Time begin to run out as I needed to be back in Chattanooga for dinner with friends so I worked my way back to the bridge and the truck. Crossing the bridge I looked upstream and the water just looked too good to pass up. It's flat water, some current but it's hard to see and you can create those bathtub riffles as you wade upstream. Surprisingly there are some fairly deep holes here and there as well as some rock structure along river right. Casting as I moved upstream I saw a rise river right and some riffle motion to the left that ebbed and flowed like something was stirring the water. I fished the riffle first thinking it might be a brown feeding on chubs in the late afternoon. Nothing. Then I decided to fish the rise river right.

It's one of those times we all have. You feel that this is IT. Perfect water perfectly still with a rise so you KNOW there is a fish there. Now all you have to do is put the fly in the right spot in the right way with the right drift and not too much fly line showing and hoping against hope that your false casts didn't put the fish down like it says in the magazines.
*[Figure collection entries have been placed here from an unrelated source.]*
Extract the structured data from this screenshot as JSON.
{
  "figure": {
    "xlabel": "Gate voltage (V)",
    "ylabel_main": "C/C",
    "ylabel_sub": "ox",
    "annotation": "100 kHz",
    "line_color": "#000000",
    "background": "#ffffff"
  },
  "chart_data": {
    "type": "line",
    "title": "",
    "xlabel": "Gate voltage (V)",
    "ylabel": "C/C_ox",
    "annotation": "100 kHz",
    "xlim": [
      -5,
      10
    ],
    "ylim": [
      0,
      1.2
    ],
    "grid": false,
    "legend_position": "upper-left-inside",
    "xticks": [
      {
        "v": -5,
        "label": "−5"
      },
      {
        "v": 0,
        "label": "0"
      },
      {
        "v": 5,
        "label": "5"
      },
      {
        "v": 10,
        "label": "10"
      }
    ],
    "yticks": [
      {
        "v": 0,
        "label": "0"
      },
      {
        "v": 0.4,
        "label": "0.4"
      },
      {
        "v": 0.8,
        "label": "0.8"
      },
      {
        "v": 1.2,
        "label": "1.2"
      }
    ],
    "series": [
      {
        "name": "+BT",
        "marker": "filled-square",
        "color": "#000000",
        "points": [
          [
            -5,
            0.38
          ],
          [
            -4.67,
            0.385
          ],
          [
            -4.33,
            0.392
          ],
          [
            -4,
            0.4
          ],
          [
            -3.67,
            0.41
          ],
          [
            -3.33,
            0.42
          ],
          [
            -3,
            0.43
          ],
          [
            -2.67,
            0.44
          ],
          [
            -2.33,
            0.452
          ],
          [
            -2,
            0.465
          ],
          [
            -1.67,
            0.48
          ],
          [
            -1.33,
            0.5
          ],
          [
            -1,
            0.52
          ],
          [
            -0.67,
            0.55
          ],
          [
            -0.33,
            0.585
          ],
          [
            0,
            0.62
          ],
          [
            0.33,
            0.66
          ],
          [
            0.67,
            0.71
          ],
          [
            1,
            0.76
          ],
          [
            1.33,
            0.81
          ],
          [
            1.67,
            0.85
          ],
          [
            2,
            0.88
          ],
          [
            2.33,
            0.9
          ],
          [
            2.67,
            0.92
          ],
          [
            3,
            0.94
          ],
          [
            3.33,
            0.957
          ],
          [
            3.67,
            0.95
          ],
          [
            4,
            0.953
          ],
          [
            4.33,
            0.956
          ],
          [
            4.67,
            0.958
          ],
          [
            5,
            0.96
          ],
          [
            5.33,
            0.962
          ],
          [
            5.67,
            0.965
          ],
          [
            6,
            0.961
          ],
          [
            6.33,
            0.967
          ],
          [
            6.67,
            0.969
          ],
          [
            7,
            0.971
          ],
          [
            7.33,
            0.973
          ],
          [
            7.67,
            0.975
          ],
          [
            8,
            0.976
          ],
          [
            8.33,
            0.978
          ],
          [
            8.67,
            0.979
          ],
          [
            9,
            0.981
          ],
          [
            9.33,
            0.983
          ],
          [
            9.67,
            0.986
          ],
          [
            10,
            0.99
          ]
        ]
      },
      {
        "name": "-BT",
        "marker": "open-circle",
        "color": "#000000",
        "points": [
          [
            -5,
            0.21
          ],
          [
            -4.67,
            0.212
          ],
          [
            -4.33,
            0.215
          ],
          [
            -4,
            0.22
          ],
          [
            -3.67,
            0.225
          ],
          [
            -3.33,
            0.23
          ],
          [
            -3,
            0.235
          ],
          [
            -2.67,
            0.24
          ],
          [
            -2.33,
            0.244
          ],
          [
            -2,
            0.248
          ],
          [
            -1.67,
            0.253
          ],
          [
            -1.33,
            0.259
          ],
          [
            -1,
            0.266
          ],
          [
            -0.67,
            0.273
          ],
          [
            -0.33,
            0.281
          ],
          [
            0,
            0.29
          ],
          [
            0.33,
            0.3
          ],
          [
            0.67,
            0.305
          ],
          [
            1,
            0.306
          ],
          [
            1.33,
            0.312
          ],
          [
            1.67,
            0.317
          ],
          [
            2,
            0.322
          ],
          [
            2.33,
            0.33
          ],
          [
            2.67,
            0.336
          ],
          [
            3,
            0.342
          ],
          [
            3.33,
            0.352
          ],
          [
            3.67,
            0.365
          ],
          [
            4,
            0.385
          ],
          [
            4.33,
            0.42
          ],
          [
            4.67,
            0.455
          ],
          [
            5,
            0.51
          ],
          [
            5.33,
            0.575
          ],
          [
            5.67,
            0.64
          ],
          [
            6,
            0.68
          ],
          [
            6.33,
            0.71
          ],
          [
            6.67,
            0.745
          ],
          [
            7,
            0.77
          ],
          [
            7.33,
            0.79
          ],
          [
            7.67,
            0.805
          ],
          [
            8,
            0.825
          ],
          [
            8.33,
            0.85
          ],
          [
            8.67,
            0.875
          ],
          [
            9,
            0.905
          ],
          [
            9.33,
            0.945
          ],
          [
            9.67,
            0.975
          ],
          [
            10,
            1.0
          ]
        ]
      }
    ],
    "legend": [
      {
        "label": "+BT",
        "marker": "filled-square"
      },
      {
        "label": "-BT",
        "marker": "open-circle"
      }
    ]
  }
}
I did it. I really did it - it all came together for that one bright moment in time where the fly fell just where it should barely disturbing the water. One second later it was hit by a freight train of a fish taking the fly with no hesitation, pulling the line taunt, feeling the hook and spitting the fly back out on the water and gone leaving it's wake behind. Big fish. Really big fish for that little river. No I didn't see it and no it wasn't one of the 20 inch fish everyone always says they catch but rarely do but it was a nice fish for that river that felt fairly heavy for the spit second it was on and it left a big enough hole in the water to let me know I missed a nice one.

I laughed - out loud. What else could I do. Everything had been there and I missed the fish. He won, I lost - or - we both won. He had a sore jaw and I had another Bald River story and I got my "awe" back in the process.